Fluoride-salt cooled High-temperature Reactors (FHR) use a 2LiF-BeF₂ salt mixture (FLiBe) as a primary coolant for a graphite pebble-bed-fueled core. Tritium management is a challenge for the design of FHR reactors: tritium is produced through the transmutation of Lithium-6 in a neutron environment. The amount of tritium produced in FHR is about 1000 times larger than that for current commercial pressurize water reactors and it can readily permeate through the heat exchanger walls due to its high diffusivity in metals. Understanding the tritium transport properties from FLiBe solution to the reactor materials as a function of tritium oxidation state is essential for the design of FHR reactors.

Hydrogen isotope solubilities in FLiBe were studied with saturation and stripping experiments. The solubilities values for hydrogen isotopes in molecular and fluoride form were obtained from those experiments [1][2]. Hydrogen isotope diffusivities in FLiBe were studied with permeation experiments. It was observed that hydrogen oxidation state in the salt affects the diffusivity values. The oxidation state is known to be dependent on the salt chemistry. Electrochemistry techniques could allow the study of hydrogen isotope transport properties in FLiBe solution. Hydrogen evolution in high-temperature molten salt has been studied electrochemically for tritium recovery in fusion applications [3][4], for fluorine gas production [5] and for fundamental chemistry studies [6]. However, no electrochemical studies are available in the literature on hydrogen isotopes in FLiBe.

This paper reviews hydrogen studies in high-temperature fluoride salts and introduces the ongoing experimental research at UW Madison. The experimental work focuses on understanding the behavior of tritium in molten FLiBe using hydrogen as a surrogate for tritium. The paper puts emphasis on the experimental choices made to design the electrochemical cell to study hydrogen in FLiBe. Thermodynamic predictions of the hydrogen reduction potential are provided, and preliminary experimental results on hydrogen evolution are discussed.

References

[1] E. Field, H. Shaffer, et al., ‘The Solubilities of Hydrogen Fluoride and Deuterium Fluoride in Molten Fluorides ’.’, vol. 71, no. 10, pp. 3218–3222, (1967).

[2] A. P. Malinauskas and D. M. Richardson, ‘The Solubilities of Hydrogen, Deuterium, and Helium in Molten Li2BeF4’, Ind. Eng. Chem.
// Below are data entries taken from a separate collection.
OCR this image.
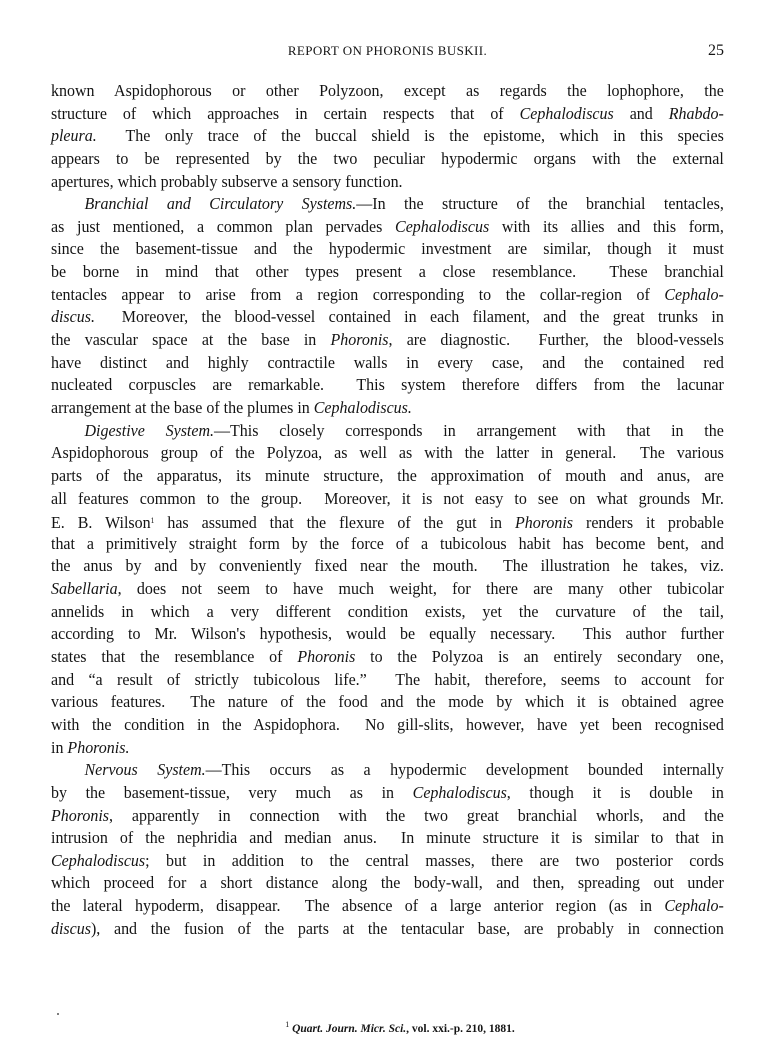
REPORT ON PHORONIS BUSKII.	25
known Aspidophorous or other Polyzoon, except as regards the lophophore, the
structure of which approaches in certain respects that of Cephalodiscus and Rhabdo-
pleura.  The only trace of the buccal shield is the epistome, which in this species
appears to be represented by the two peculiar hypodermic organs with the external
apertures, which probably subserve a sensory function.
Branchial and Circulatory Systems.—In the structure of the branchial tentacles,
as just mentioned, a common plan pervades Cephalodiscus with its allies and this form,
since the basement-tissue and the hypodermic investment are similar, though it must
be borne in mind that other types present a close resemblance.  These branchial
tentacles appear to arise from a region corresponding to the collar-region of Cephalo-
discus.  Moreover, the blood-vessel contained in each filament, and the great trunks in
the vascular space at the base in Phoronis, are diagnostic.  Further, the blood-vessels
have distinct and highly contractile walls in every case, and the contained red
nucleated corpuscles are remarkable.  This system therefore differs from the lacunar
arrangement at the base of the plumes in Cephalodiscus.
Digestive System.—This closely corresponds in arrangement with that in the
Aspidophorous group of the Polyzoa, as well as with the latter in general.  The various
parts of the apparatus, its minute structure, the approximation of mouth and anus, are
all features common to the group.  Moreover, it is not easy to see on what grounds Mr.
E. B. Wilson$^1$ has assumed that the flexure of the gut in Phoronis renders it probable
that a primitively straight form by the force of a tubicolous habit has become bent, and
the anus by and by conveniently fixed near the mouth.  The illustration he takes, viz.
Sabellaria, does not seem to have much weight, for there are many other tubicolar
annelids in which a very different condition exists, yet the curvature of the tail,
according to Mr. Wilson's hypothesis, would be equally necessary.  This author further
states that the resemblance of Phoronis to the Polyzoa is an entirely secondary one,
and “a result of strictly tubicolous life.”  The habit, therefore, seems to account for
various features.  The nature of the food and the mode by which it is obtained agree
with the condition in the Aspidophora.  No gill-slits, however, have yet been recognised
in Phoronis.
Nervous System.—This occurs as a hypodermic development bounded internally
by the basement-tissue, very much as in Cephalodiscus, though it is double in
Phoronis, apparently in connection with the two great branchial whorls, and the
intrusion of the nephridia and median anus.  In minute structure it is similar to that in
Cephalodiscus; but in addition to the central masses, there are two posterior cords
which proceed for a short distance along the body-wall, and then, spreading out under
the lateral hypoderm, disappear.  The absence of a large anterior region (as in Cephalo-
discus), and the fusion of the parts at the tentacular base, are probably in connection
$^1$ Quart. Journ. Micr. Sci., vol. xxi.-p. 210, 1881.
Fundam., vol. 13, no. 3, (1974).

[3] V. A. Maroni, ‘Process for Recovering Tritium from Molten Lithium Metal’, (1976).

[4] H. Qiao, T. Nohira, et al., ‘Electrochemical Behavior of Hydride Ion in a LiF-NaF-KF Eutectic Melt’, Electrochemistry, vol. 6, no. 67, pp. 643–648, (1999).

[5] H. Groult, C. Simon, et al., ‘Experimental and theoretical aspects of the fluorine evolution reaction on carbon anodes in molten KF – 2HF’, Fluorinated Mater. Energy Convers., vol. 6, no. 3, pp. 1–29, (2005).

[6] S. Pizzini, G. Sternheim, et al., ‘Hydrogen Evolution from KHF2 Melts at Platinum Electrodes’, Electrochem. Acta, vol. 8, no. July 1962, pp. 227–232, (1963).